When I was growing up I always knew that I wanted to be a mum. I wanted two children, a husband and a nice home along with a great job, good friends and to be financially secure.
I never imagined that when I did eventually become a mum I would do so without my own mum.
It was just a given as far as I was concerned. She’d be my children’s nanna, my supportive shoulder to cry on and the person I could turn to when I needed help, advice or a break.
Mum died almost 10 years ago now when I was 18. I don’t think she ever envisaged not ever seeing her grandchildren or her own children get married and settled down for that matter.

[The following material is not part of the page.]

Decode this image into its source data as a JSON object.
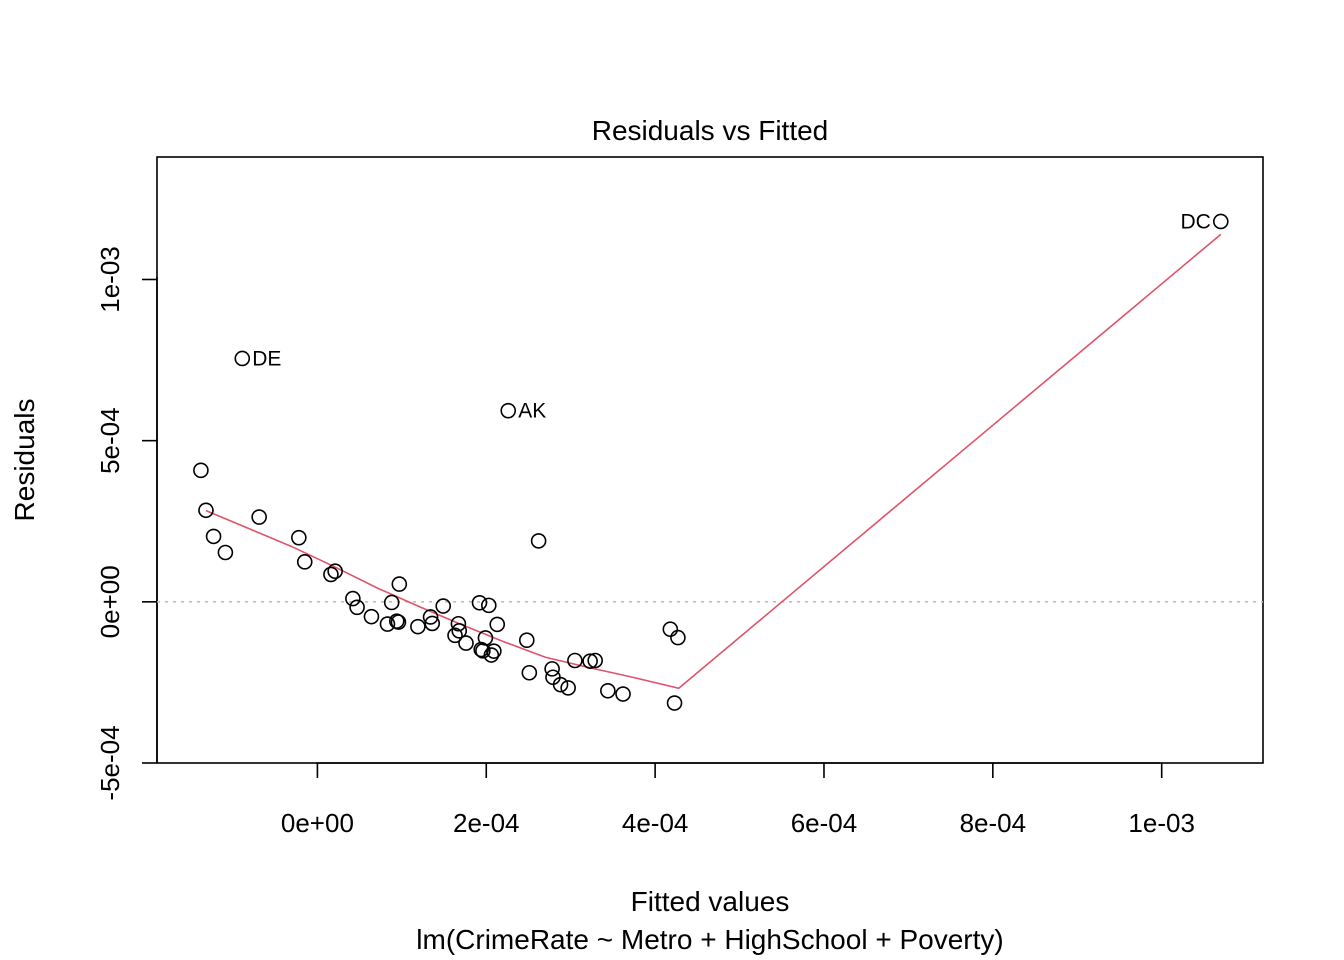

I’m going to tell you something now that I’ve not told anyone before.
Absolutely freaking terrified of leaving my children alone in the world. I mean they wouldn’t be alone per say as they’d have their daddy, brother, sisters, aunt, uncle and cousins, but they wouldn’t have me. Their mum.
It’s sad to say that I came to a realisation the other day.
I don’t actually know what it’s like to have a grown-up, adult relationship with a parent.
That makes me feel sad and it’s certainly not how I ever imagined my life being.
Some people say that I think about things too much and I’d agree with that, but I think if I didn’t think about these things they’d just eat away inside of me until one day they’d explode out of me resulting in a possible meltdown!
I have to think about these things.
I need to rationalise things.
Anyway going back to my mum.
I don’t even know her favourite colour, her favourite perfume, food, film, book. There are so many unknowns.
I really want to ask my mum how she found having twins. (I’m a twin). I wanted to ask her for advice when my girls were born, but I couldn’t because she wasn’t there.
I have a picture of her on my fireplace. R and M have seen it and I’ve told them that it’s my mummy.
R asked me the other day where my mummy was. I told her that my mummy was above us. In the clouds in a place called heaven. R then asked me if my mummy could fly.
Holding back tears, I thought long and hard about what to say.
I wasn’t prepared for this conversation. This conversation with one of my two year old daughters.
I didn’t know what to say, so simply said ‘Yes’.
That was it.
The end of the conversation.
As quick as it had started, it had ended.
Next time I’ll be more prepared. I’ll think a bit more about what I should say to her.
One of the great things about blogging is that should anything happen, my children can read about me. They can read my words and find out things about me that they may not have known.
2015 will be the year that I start writing a daily diary of our family life. What we do each day. The tantrums and tears, my feelings – the truth, my real feelings about how easy or hard I’ve found the day as a parent. I hope one day my children will look back on it with fond memories.